Onions make us cry as a means of defense. While growing underground, onions could potentially be the star of dinner for moles, voles, rabbits, and other hungry critters. So, to prevent being eaten, onions release enzymes and sulfenic acid if their skin is broken. These two elements — once let loose — combine and create propanethial S-oxide gas, which burns eyes, makes noses runny, and is generally unpleasant.
If you're thinking you can simply swap the type of onion that's making you cry for a different, less upsetting variety, that isn't necessarily the case. Some sweeter and smaller varieties of onions like green onions and chives may make you cry less, but they'll still cause some irritation for some folks. As a means of battling these alliums, there are a few home remedies and special equipment items you can try.
At home tricks
There are a few at home tips and tricks to help keep you from tearing up while cutting those perfectly thin onion slices. First, many folks say that chilling your onions may slow the release of those irritating gases. Either keep your onions in the refrigerator for a few hours before chopping, or put them in the freezer for about 20 minutes before you start. Another option is to make your kitchen as breezy as possible to keep the onion's noxious fumes from making a beeline for your corneas. Turn on your oven fan to high and chop near it, or grab that little personal fan from your kid's carseat and pop it right next to the onion, pushing the fumes away from you.

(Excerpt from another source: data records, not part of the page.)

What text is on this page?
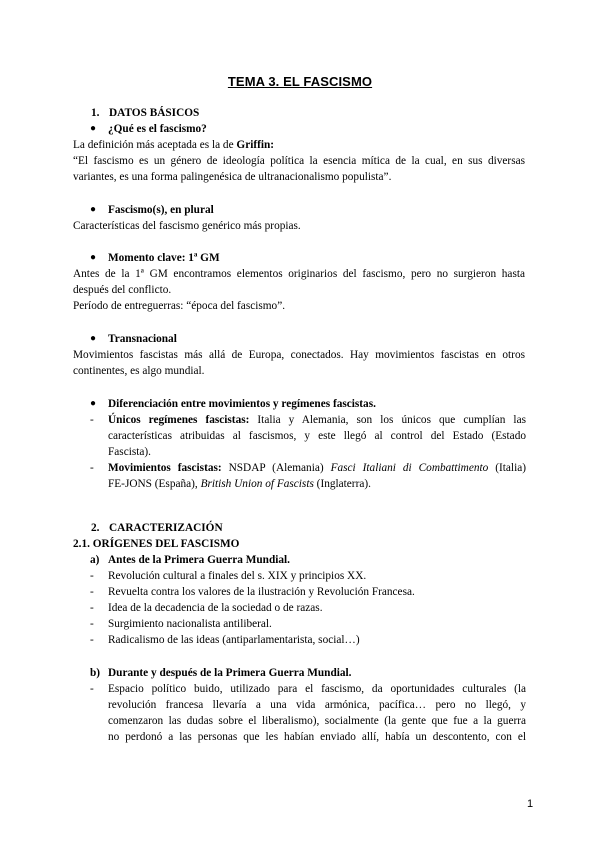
TEMA 3. EL FASCISMO
1. DATOS BÁSICOS
● ¿Qué es el fascismo?
La definición más aceptada es la de Griffin:
“El fascismo es un género de ideología política la esencia mítica de la cual, en sus diversas
variantes, es una forma palingenésica de ultranacionalismo populista”.
● Fascismo(s), en plural
Características del fascismo genérico más propias.
● Momento clave: 1ª GM
Antes de la 1ª GM encontramos elementos originarios del fascismo, pero no surgieron hasta
después del conflicto.
Período de entreguerras: “época del fascismo”.
● Transnacional
Movimientos fascistas más allá de Europa, conectados. Hay movimientos fascistas en otros
continentes, es algo mundial.
● Diferenciación entre movimientos y regímenes fascistas.
- Únicos regímenes fascistas: Italia y Alemania, son los únicos que cumplían las
características atribuidas al fascismos, y este llegó al control del Estado (Estado
Fascista).
- Movimientos fascistas: NSDAP (Alemania) Fasci Italiani di Combattimento (Italia)
FE-JONS (España), British Union of Fascists (Inglaterra).
2. CARACTERIZACIÓN
2.1. ORÍGENES DEL FASCISMO
a) Antes de la Primera Guerra Mundial.
- Revolución cultural a finales del s. XIX y principios XX.
- Revuelta contra los valores de la ilustración y Revolución Francesa.
- Idea de la decadencia de la sociedad o de razas.
- Surgimiento nacionalista antiliberal.
- Radicalismo de las ideas (antiparlamentarista, social…)
b) Durante y después de la Primera Guerra Mundial.
- Espacio político buido, utilizado para el fascismo, da oportunidades culturales (la
revolución francesa llevaría a una vida armónica, pacífica… pero no llegó, y
comenzaron las dudas sobre el liberalismo), socialmente (la gente que fue a la guerra
no perdonó a las personas que les habían enviado allí, había un descontento, con el
1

Alternatively, you can also bring Captain Planet's favorite things — the elements — into the mix in your onion-cutting adventure. Cutting near an open flame is allegedly a way to combat the fumes from the onion, because the flame pulls in some of the propanethial S-oxide before it can reach your eyes. Another, perhaps more difficult, trick is to cut the onion under water. Fill a large glass bowl with water — large enough that you can maneuver your knife — and literally cut the onion in and under the water while it's submerged. This seems a bit dangerous, but the water will prevent the fumes from reaching your eyes.
Special equipment
Of course, there's also plenty of specialized equipment to be used in the battle against your onions. First, and perhaps least fashion-forward, are onion goggles. These look like swim goggles — and probably could double as such — and work the same way any goggles would: They keep stuff out of your eyes. In this case, they're blocking onion fumes from getting too close. Nose plugs can be worn too, as long as we're getting into the swim equipment. They work by blocking the fumes from hitting your nose, which can prevent the running, tearing, and other symptoms that come with chopping onions.
Possibly one of the best specialized items when it comes to chopping onions is a very sharp knife. Keeping knives prepped and ready for onion chopping can help the whole ordeal go faster and smoother, since the sharpened blade will bruise the flesh less and you'll sail through prep work a lot faster. No matter which tool, tip, or trick you use to prevent those tears, it may be worth some crying simply for the onion's sheer versatility in recipes.